Helleofabore · 02/01/2024 11:38

ZuttZeVootEeeVo · 02/01/2024 10:14

I suspect more women would be happier if they felt that a man had had surgery/ hormone treatment, the gender recognition process was robust, it was very few men and the acess to spaces was limited.

But the standards are dropping all of the time, when rapist can get a GRC, we know that there is no real process. Politicans are actively trying to increase the number of men gaining access to women and girls spaces by promoting trans awareness and making it easier to get a grc.

Its as if the negotiations are only going one way - to give men more acess to women and girls spaces, and no questioning of why any man is granted such privilege in the first place is allowed.

More women may be happier.

However, not when they start to analyse just what changes and doesn't change with those treatments. When they realise that not a fucking thing changes really, that these people are still men/boys and will always be, they will not be happier. They will feel very pissed off.

The initial reaction may have been 'no penises' but once you start thinking this through and seeing just how many of these male people are committing crimes that are overwhelmingly 'male' dominated crimes. Coupled with the abuse of women who reject these people's identities, then they move to the next stage of 'no male people with or without penises.'

PlanetJanette · 02/01/2024 11:53

Ah this old chestnut.

Not possible to repeal it without breaching the ECHR. It could theoretically be replaced by something that is compatible with the ECHR but it is already at the lower end of what the ECHR requires so any replacement would need to provide very similar or stronger rights for trans people.

EasternStandard · 02/01/2024 11:59

PlanetJanette · 02/01/2024 11:53

Ah this old chestnut.

Not possible to repeal it without breaching the ECHR. It could theoretically be replaced by something that is compatible with the ECHR but it is already at the lower end of what the ECHR requires so any replacement would need to provide very similar or stronger rights for trans people.

The funny thing is that stuff changes. If people push for it enough, it can change.

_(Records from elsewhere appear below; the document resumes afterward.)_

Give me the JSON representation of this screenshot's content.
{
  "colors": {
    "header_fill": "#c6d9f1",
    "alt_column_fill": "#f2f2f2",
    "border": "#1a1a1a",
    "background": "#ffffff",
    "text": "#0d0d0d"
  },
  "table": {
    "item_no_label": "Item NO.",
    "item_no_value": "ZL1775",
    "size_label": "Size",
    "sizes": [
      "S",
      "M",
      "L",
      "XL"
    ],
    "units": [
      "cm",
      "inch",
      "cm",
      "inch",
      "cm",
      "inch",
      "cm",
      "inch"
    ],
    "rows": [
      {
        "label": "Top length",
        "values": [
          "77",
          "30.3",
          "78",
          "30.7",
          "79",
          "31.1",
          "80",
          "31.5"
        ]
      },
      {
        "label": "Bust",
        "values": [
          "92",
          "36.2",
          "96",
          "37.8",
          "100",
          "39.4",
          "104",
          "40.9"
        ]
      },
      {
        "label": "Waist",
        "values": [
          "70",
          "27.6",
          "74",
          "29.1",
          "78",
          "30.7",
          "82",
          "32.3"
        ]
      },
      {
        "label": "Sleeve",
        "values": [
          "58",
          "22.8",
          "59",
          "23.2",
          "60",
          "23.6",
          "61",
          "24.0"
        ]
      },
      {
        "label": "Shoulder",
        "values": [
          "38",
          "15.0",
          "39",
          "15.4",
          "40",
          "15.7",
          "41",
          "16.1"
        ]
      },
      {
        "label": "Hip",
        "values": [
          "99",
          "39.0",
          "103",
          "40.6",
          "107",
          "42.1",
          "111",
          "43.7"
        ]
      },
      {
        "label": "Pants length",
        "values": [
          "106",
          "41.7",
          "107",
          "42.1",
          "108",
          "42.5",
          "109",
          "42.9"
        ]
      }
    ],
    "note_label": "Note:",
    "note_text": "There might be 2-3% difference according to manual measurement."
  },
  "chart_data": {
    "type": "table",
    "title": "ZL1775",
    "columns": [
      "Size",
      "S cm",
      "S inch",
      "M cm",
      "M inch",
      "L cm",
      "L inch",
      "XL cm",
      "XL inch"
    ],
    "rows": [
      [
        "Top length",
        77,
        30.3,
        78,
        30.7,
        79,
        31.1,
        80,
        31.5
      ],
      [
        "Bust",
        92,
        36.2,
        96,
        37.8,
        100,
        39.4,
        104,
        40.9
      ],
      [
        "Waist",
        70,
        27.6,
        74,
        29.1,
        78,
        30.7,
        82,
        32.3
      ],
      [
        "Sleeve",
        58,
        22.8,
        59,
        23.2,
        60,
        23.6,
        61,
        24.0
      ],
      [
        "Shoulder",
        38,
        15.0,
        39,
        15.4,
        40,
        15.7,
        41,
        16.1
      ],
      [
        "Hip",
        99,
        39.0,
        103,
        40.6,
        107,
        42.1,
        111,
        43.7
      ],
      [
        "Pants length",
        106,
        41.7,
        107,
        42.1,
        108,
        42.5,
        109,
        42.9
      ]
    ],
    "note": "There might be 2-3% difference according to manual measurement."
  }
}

We have a voting system after all

PlanetJanette · 02/01/2024 12:04

MargotBamborough · 02/01/2024 09:56

Yeah but how on earth did he win??

Who decided that his desire to have his penis cake and eat it trumps the ability of a democratically elected government to make sovereign decisions?

That is insane.

Is your grasp of the idea of constitutional limitations on Governments that patchy?

The idea of Governments being bound by written constitutions might not be particularly British but it is common in every other democratic society.

PlanetJanette · 02/01/2024 12:05

EasternStandard · 02/01/2024 11:59

The funny thing is that stuff changes. If people push for it enough, it can change.

We have a voting system after all

How do you think the voting system can change the ECHR?

MargotBamborough · 02/01/2024 12:08

PlanetJanette · 02/01/2024 12:04

Is your grasp of the idea of constitutional limitations on Governments that patchy?

The idea of Governments being bound by written constitutions might not be particularly British but it is common in every other democratic society.

Not in the slightest.

I'm just unclear as to why a government which is sovereign enough to maintain the death penalty despite the fact that the entire international human rights community unequivocally condemns this practice isn't sovereign enough to tell a man that there is no such thing as a female penis.

Froodwithatowel · 02/01/2024 12:12

any replacement would need to provide very similar or stronger rights for trans people.

The 'right' being sought is to use, subordinate, exclude and harm women.

That is not a 'right'. It is something else entirely. And it is wrong.